А потом пошли юбилейные дни. Напоминали они и что-то страшное, словно открыли дверь в дом и всем можно входить, и праздничное. Нечто подобное пережил я, когда сидел в самолете, проделывающем мертвые петли. Ни радости, ни страха, а только растерянность – я ничего подобного не переживал прежде. И спокойствие. Впрочем, все были со мною осторожны и старались, чтобы все происходило неказенно, так что я даже и не почувствовал протеста. И банкет прошел почти весело. Для меня, непьющего. Несколько слов, сказанных Зощенко, вдруг меня примирили со всем происходящим.[606] На другой день обедали у меня Каверины, Чуковские, Лева Зильбер.[607] На третий – ужинали Шток, Дрейдены, Надя Кошеверова.
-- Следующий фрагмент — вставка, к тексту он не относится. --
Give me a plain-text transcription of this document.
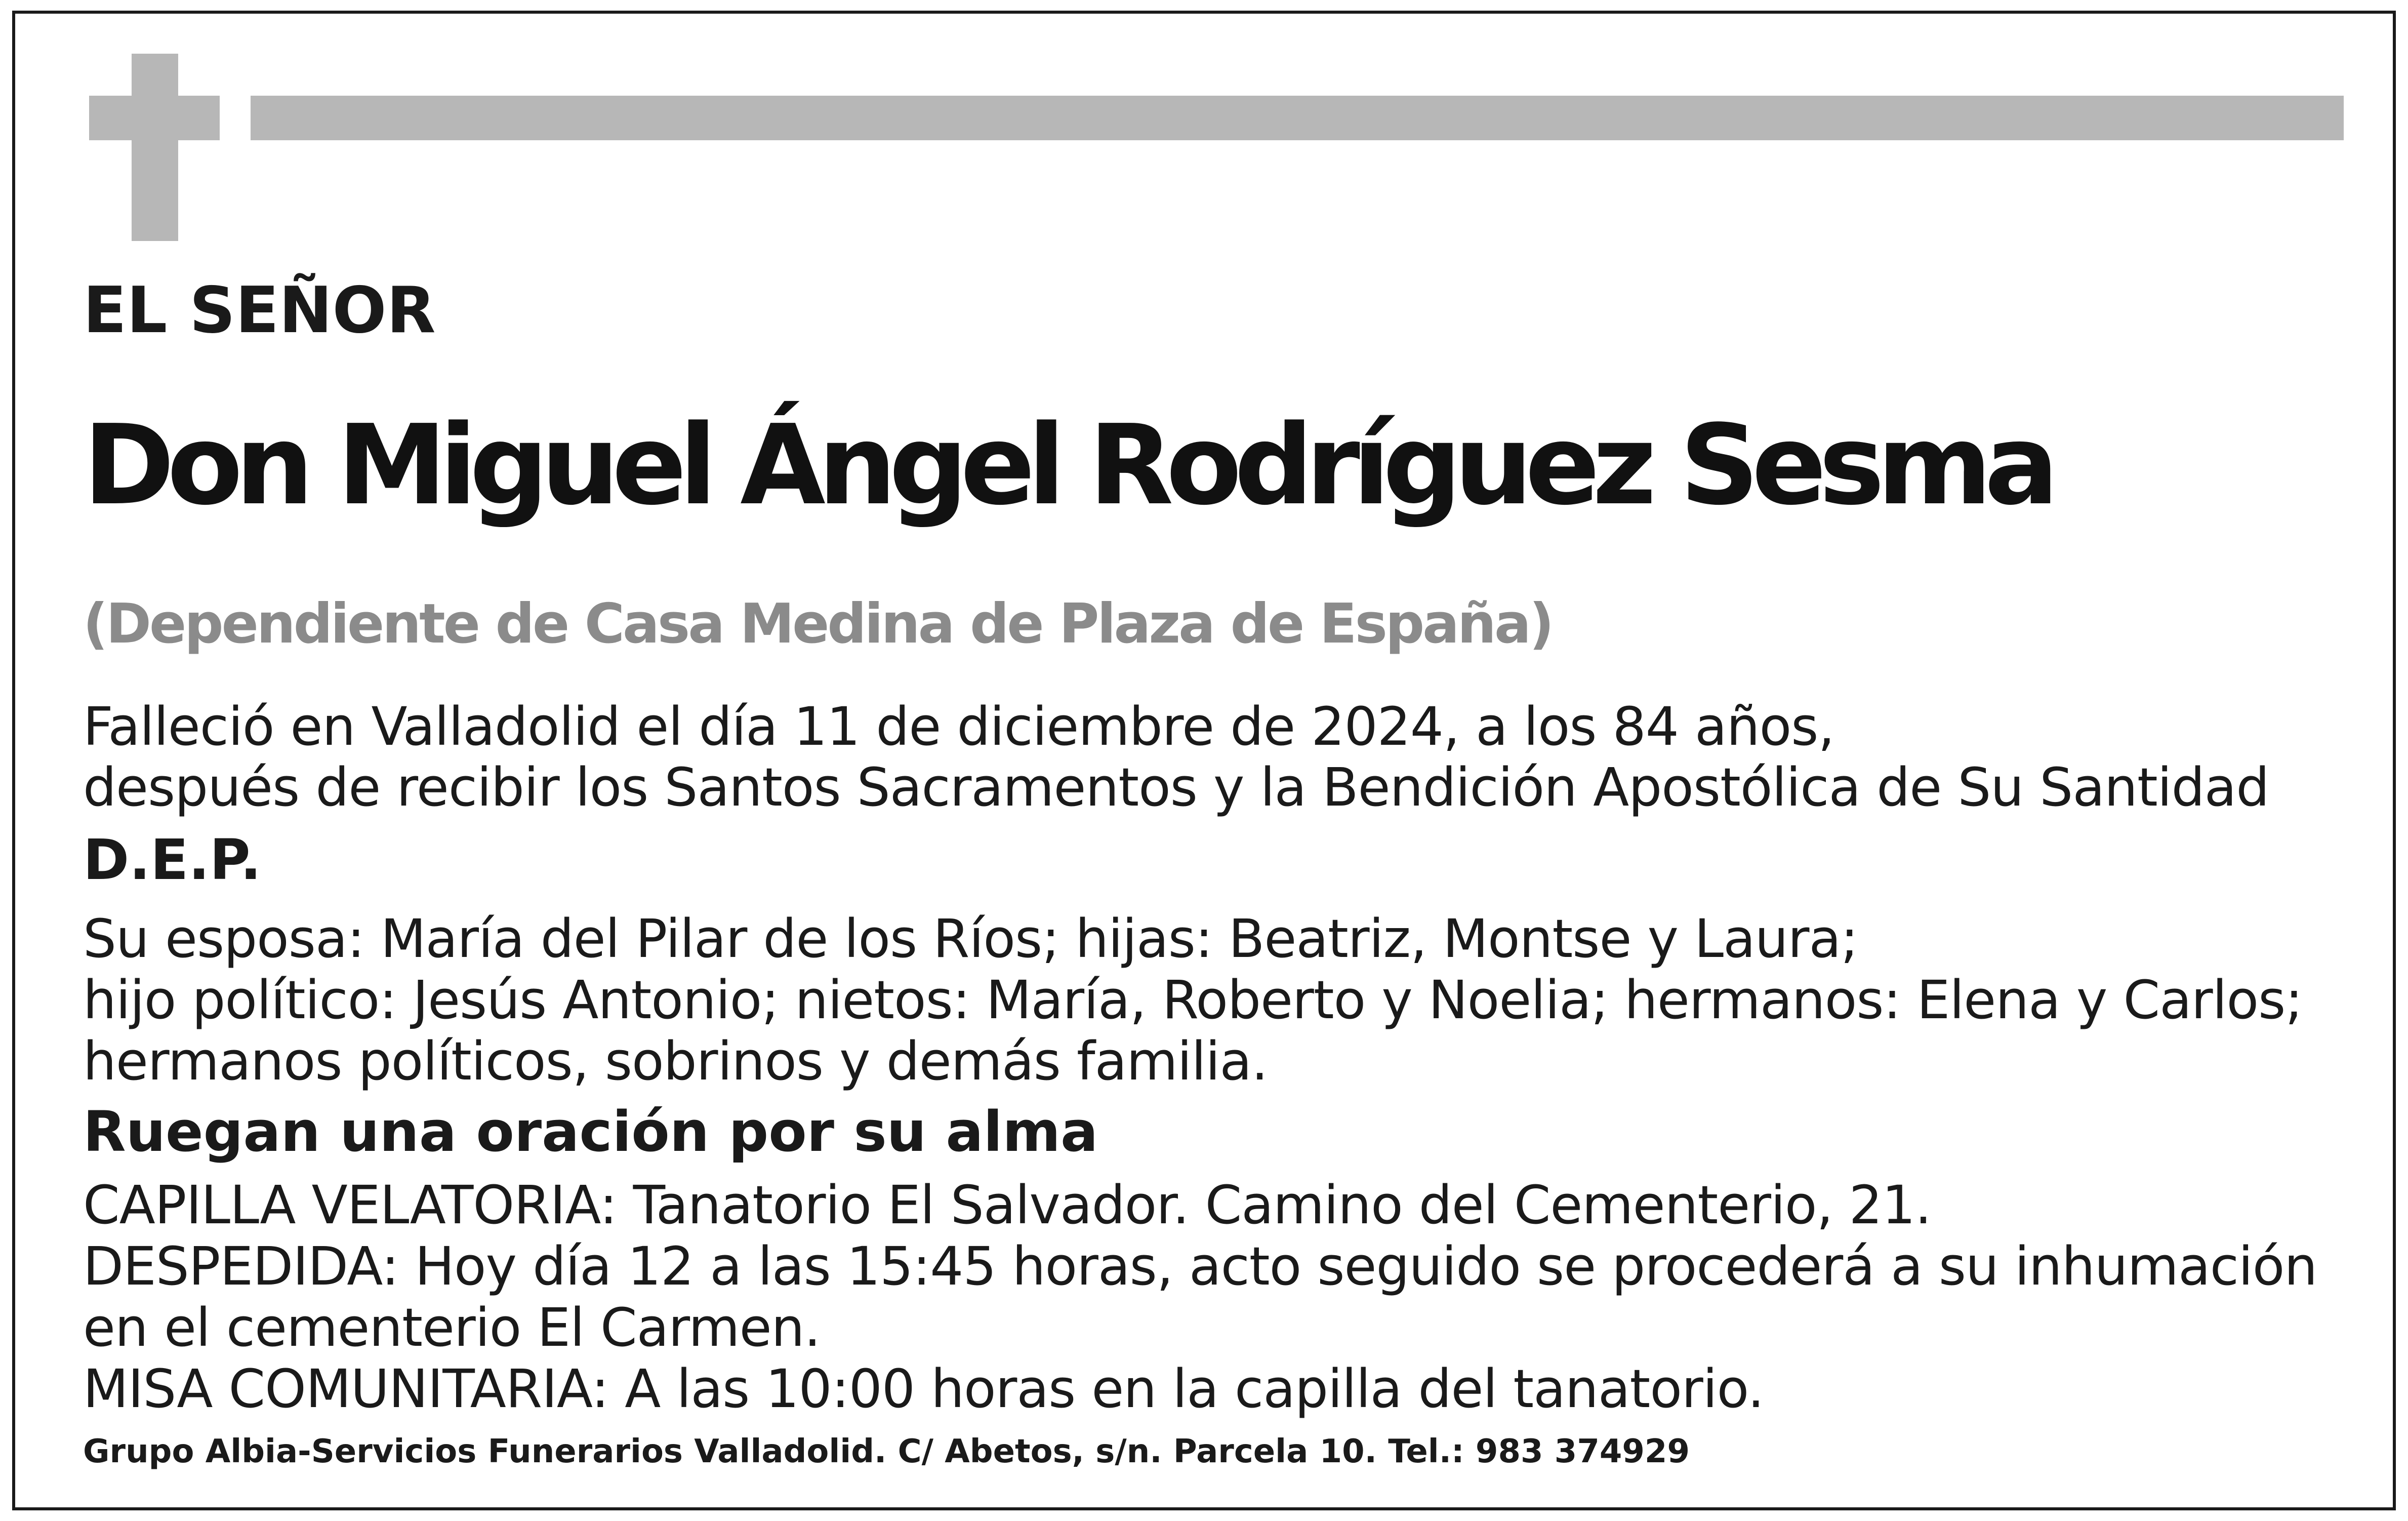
EL SEÑOR
Don Miguel Ángel Rodríguez Sesma
(Dependiente de Casa Medina de Plaza de España)
Falleció en Valladolid el día 11 de diciembre de 2024, a los 84 años,
después de recibir los Santos Sacramentos y la Bendición Apostólica de Su Santidad
D.E.P.
Su esposa: María del Pilar de los Ríos; hijas: Beatriz, Montse y Laura;
hijo político: Jesús Antonio; nietos: María, Roberto y Noelia; hermanos: Elena y Carlos;
hermanos políticos, sobrinos y demás familia.
Ruegan una oración por su alma
CAPILLA VELATORIA: Tanatorio El Salvador. Camino del Cementerio, 21.
DESPEDIDA: Hoy día 12 a las 15:45 horas, acto seguido se procederá a su inhumación
en el cementerio El Carmen.
MISA COMUNITARIA: A las 10:00 horas en la capilla del tanatorio.
Grupo Albia-Servicios Funerarios Valladolid. C/ Abetos, s/n. Parcela 10. Tel.: 983 374929
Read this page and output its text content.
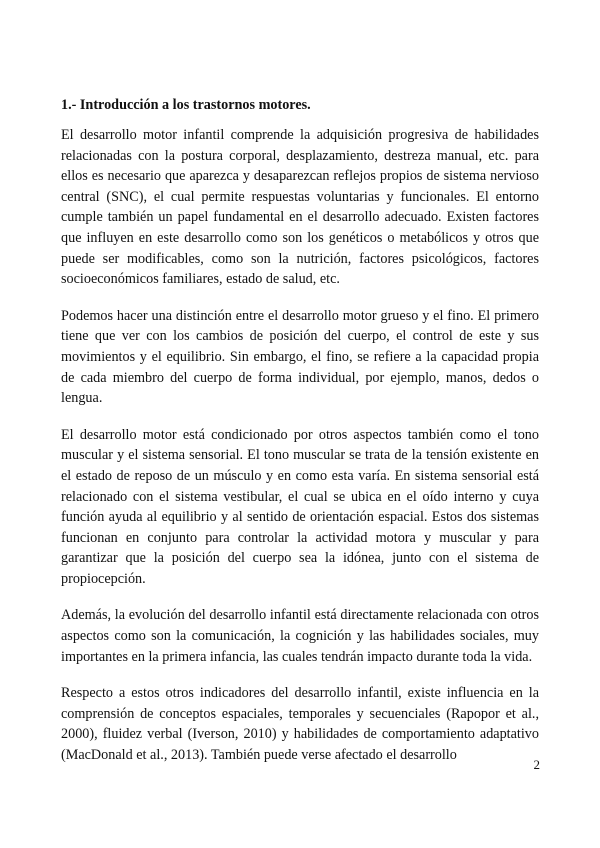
1.- Introducción a los trastornos motores.

El desarrollo motor infantil comprende la adquisición progresiva de habilidades relacionadas con la postura corporal, desplazamiento, destreza manual, etc. para ellos es necesario que aparezca y desaparezcan reflejos propios de sistema nervioso central (SNC), el cual permite respuestas voluntarias y funcionales. El entorno cumple también un papel fundamental en el desarrollo adecuado. Existen factores que influyen en este desarrollo como son los genéticos o metabólicos y otros que puede ser modificables, como son la nutrición, factores psicológicos, factores socioeconómicos familiares, estado de salud, etc.

Podemos hacer una distinción entre el desarrollo motor grueso y el fino. El primero tiene que ver con los cambios de posición del cuerpo, el control de este y sus movimientos y el equilibrio. Sin embargo, el fino, se refiere a la capacidad propia de cada miembro del cuerpo de forma individual, por ejemplo, manos, dedos o lengua.

El desarrollo motor está condicionado por otros aspectos también como el tono muscular y el sistema sensorial. El tono muscular se trata de la tensión existente en el estado de reposo de un músculo y en como esta varía. En sistema sensorial está relacionado con el sistema vestibular, el cual se ubica en el oído interno y cuya función ayuda al equilibrio y al sentido de orientación espacial. Estos dos sistemas funcionan en conjunto para controlar la actividad motora y muscular y para garantizar que la posición del cuerpo sea la idónea, junto con el sistema de propiocepción.

Además, la evolución del desarrollo infantil está directamente relacionada con otros aspectos como son la comunicación, la cognición y las habilidades sociales, muy importantes en la primera infancia, las cuales tendrán impacto durante toda la vida.

Respecto a estos otros indicadores del desarrollo infantil, existe influencia en la comprensión de conceptos espaciales, temporales y secuenciales (Rapopor et al., 2000), fluidez verbal (Iverson, 2010) y habilidades de comportamiento adaptativo (MacDonald et al., 2013). También puede verse afectado el desarrollo

2
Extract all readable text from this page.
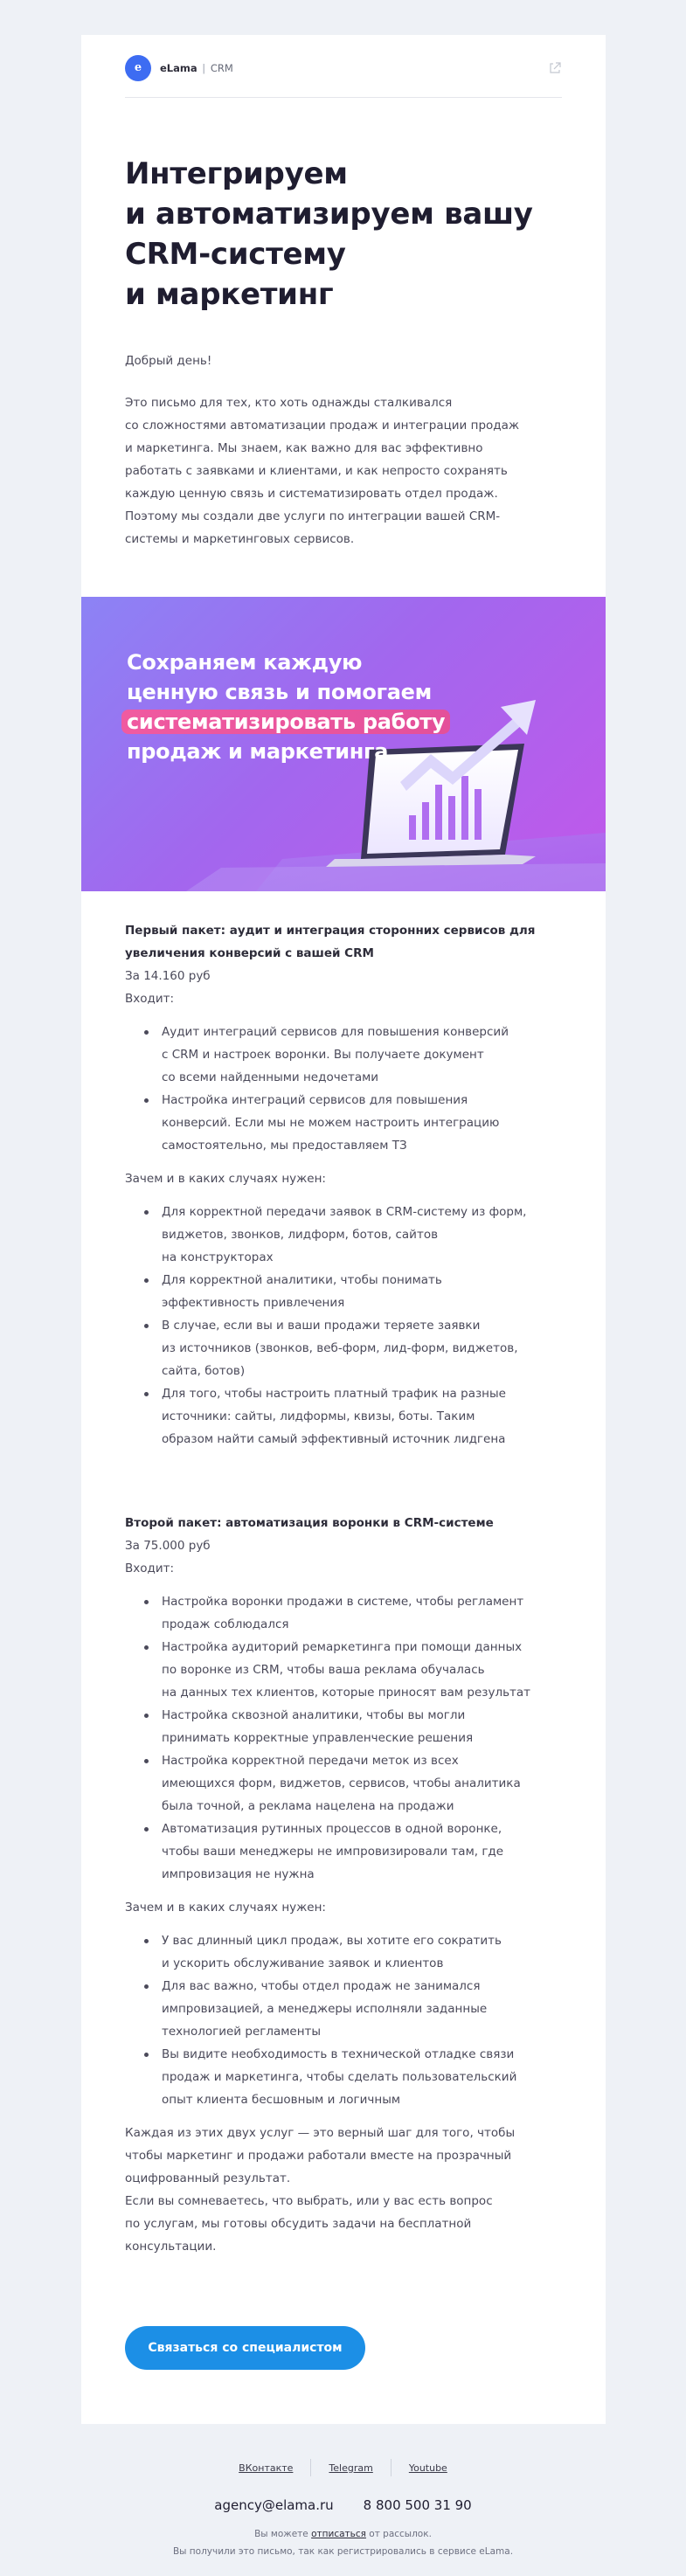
e eLama | CRM
Интегрируем
и автоматизируем вашу
CRM-систему
и маркетинг
Добрый день!
Это письмо для тех, кто хоть однажды сталкивался
со сложностями автоматизации продаж и интеграции продаж
и маркетинга. Мы знаем, как важно для вас эффективно
работать с заявками и клиентами, и как непросто сохранять
каждую ценную связь и систематизировать отдел продаж.
Поэтому мы создали две услуги по интеграции вашей CRM-
системы и маркетинговых сервисов.
Сохраняем каждую
ценную связь и помогаем
систематизировать работу
продаж и маркетинга
Первый пакет: аудит и интеграция сторонних сервисов для
увеличения конверсий с вашей CRM
За 14.160 руб
Входит:
Аудит интеграций сервисов для повышения конверсий
с CRM и настроек воронки. Вы получаете документ
со всеми найденными недочетами
Настройка интеграций сервисов для повышения
конверсий. Если мы не можем настроить интеграцию
самостоятельно, мы предоставляем ТЗ
Зачем и в каких случаях нужен:
Для корректной передачи заявок в CRM-систему из форм,
виджетов, звонков, лидформ, ботов, сайтов
на конструкторах
Для корректной аналитики, чтобы понимать
эффективность привлечения
В случае, если вы и ваши продажи теряете заявки
из источников (звонков, веб-форм, лид-форм, виджетов,
сайта, ботов)
Для того, чтобы настроить платный трафик на разные
источники: сайты, лидформы, квизы, боты. Таким
образом найти самый эффективный источник лидгена
Второй пакет: автоматизация воронки в CRM-системе
За 75.000 руб
Входит:
Настройка воронки продажи в системе, чтобы регламент
продаж соблюдался
Настройка аудиторий ремаркетинга при помощи данных
по воронке из CRM, чтобы ваша реклама обучалась
на данных тех клиентов, которые приносят вам результат
Настройка сквозной аналитики, чтобы вы могли
принимать корректные управленческие решения
Настройка корректной передачи меток из всех
имеющихся форм, виджетов, сервисов, чтобы аналитика
была точной, а реклама нацелена на продажи
Автоматизация рутинных процессов в одной воронке,
чтобы ваши менеджеры не импровизировали там, где
импровизация не нужна
Зачем и в каких случаях нужен:
У вас длинный цикл продаж, вы хотите его сократить
и ускорить обслуживание заявок и клиентов
Для вас важно, чтобы отдел продаж не занимался
импровизацией, а менеджеры исполняли заданные
технологией регламенты
Вы видите необходимость в технической отладке связи
продаж и маркетинга, чтобы сделать пользовательский
опыт клиента бесшовным и логичным
Каждая из этих двух услуг — это верный шаг для того, чтобы
чтобы маркетинг и продажи работали вместе на прозрачный
оцифрованный результат.
Если вы сомневаетесь, что выбрать, или у вас есть вопрос
по услугам, мы готовы обсудить задачи на бесплатной
консультации.
Связаться со специалистом
ВКонтакте	Telegram	Youtube
agency@elama.ru 8 800 500 31 90
Вы можете отписаться от рассылок.
Вы получили это письмо, так как регистрировались в сервисе eLama.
Сейчас потихоньку прихожу в себя. Юбилей – обряд грубый.

26 октября

И хочешь не хочешь, двери твоего дома открываются, и я до сих пор что-то в этом празднике ощущаю не то что как насилие, не то что как оскорбление, но близкое к этому. Когда кричат: «Качать его! Ура», – то наименьшее удовольствие получает тот, кого качают... Перебирая жизнь, вижу теперь, что всегда я бывал счастлив неопределенно. Кроме тех лет, когда встретился с Катюшей. А так – все ожидание счастья и «бессмысленная радость бытия, не то предчувствие, не то воспоминанье». Я никогда не мог просто брать, мне надо было непременно что-нибудь за это отдать. А жизнь определенна. Ожидания, предчувствия, угадывание смысла иногда представляются мне просто позорными. Вчера на студии, впрочем, испытал я некоторое удовлетворение, увидев, какие силы пущены в ход для того, чтобы сценарий, написанный мной именно благодаря тем душевным особенностям, на которые я жалуюсь, – реализовать.[608] И горят рефлекторы.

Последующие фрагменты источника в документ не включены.